Vous dites "ne jamais donner d'argent", mais acceptez-vous de rémunérer les petits travaux, comme les coups de main, même non sollicités ?
Je pense que s'il y a un travail effectué, même symbolique, on peut donner une pièce.
Sauf si AVANT, on a bien précisé que l'on ne voulait pas du coup de main. Et même alors, ils savent bien faire, le travail est fait avant même d'avoir terminé la phrase...
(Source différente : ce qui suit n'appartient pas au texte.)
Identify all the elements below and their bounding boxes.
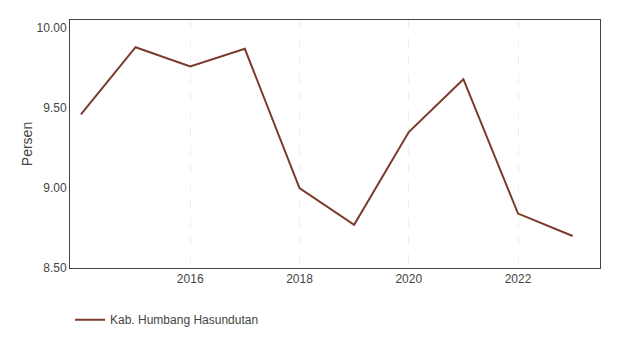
svg-text:2020: 2020	[395, 272, 422, 286]
svg-text:9.00: 9.00	[43, 181, 67, 195]
svg-text:Kab. Humbang Hasundutan: Kab. Humbang Hasundutan	[110, 313, 258, 327]
svg-text:10.00: 10.00	[37, 21, 67, 35]
svg-text:9.50: 9.50	[43, 101, 67, 115]
svg-text:2018: 2018	[286, 272, 313, 286]
svg-text:8.50: 8.50	[43, 261, 67, 275]
svg-text:2016: 2016	[177, 272, 204, 286]
svg-text:2022: 2022	[505, 272, 532, 286]
svg-text:Persen: Persen	[19, 122, 35, 166]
J'ai eu l'occasion de tester cela, mais ce n'était pas une "petit" coup de main : un camion à décharger, à 8h du soir (la nuit donc), au bord de la route en pleine campagne. 5 personnes arrivent de nulle part, qui étaient prêtes à faire le travail. Je disais "Non, je n'ai rien pour vous, ce n'est pas possible". Rien à faire, ils étaient déjà montés 4 dans le camion, prêt à partir. Ils étaient tous d'accord, rien à payer, c'est ok. Je pouvais pas décider seul, c'était de l'argent d'une association, donc pas le mien.
Mais quand j'ai vu qu'il éjectaient du camion à coups de pieds la 5° personne, un type costaud comme un taureau, mais avec une malformation au cou... il pleurait, il disait "j'ai besoin de travailler patron, s'il te plait "... J'ai dit ok. On prends tout le monde. et Lui aussi.
Eh bien il a été le plus efficace, il portait les sacs de ciment sur sa tête, 40 kg ! Pieds nus, bien sûr, comme la plupart des autres. Il a déchargé à lui tout seul plus de 20 sacs !
tous ont bien bossé, et en 1/2 d'heure c'était fini. Tout seul, j'aurai été à l'ouest.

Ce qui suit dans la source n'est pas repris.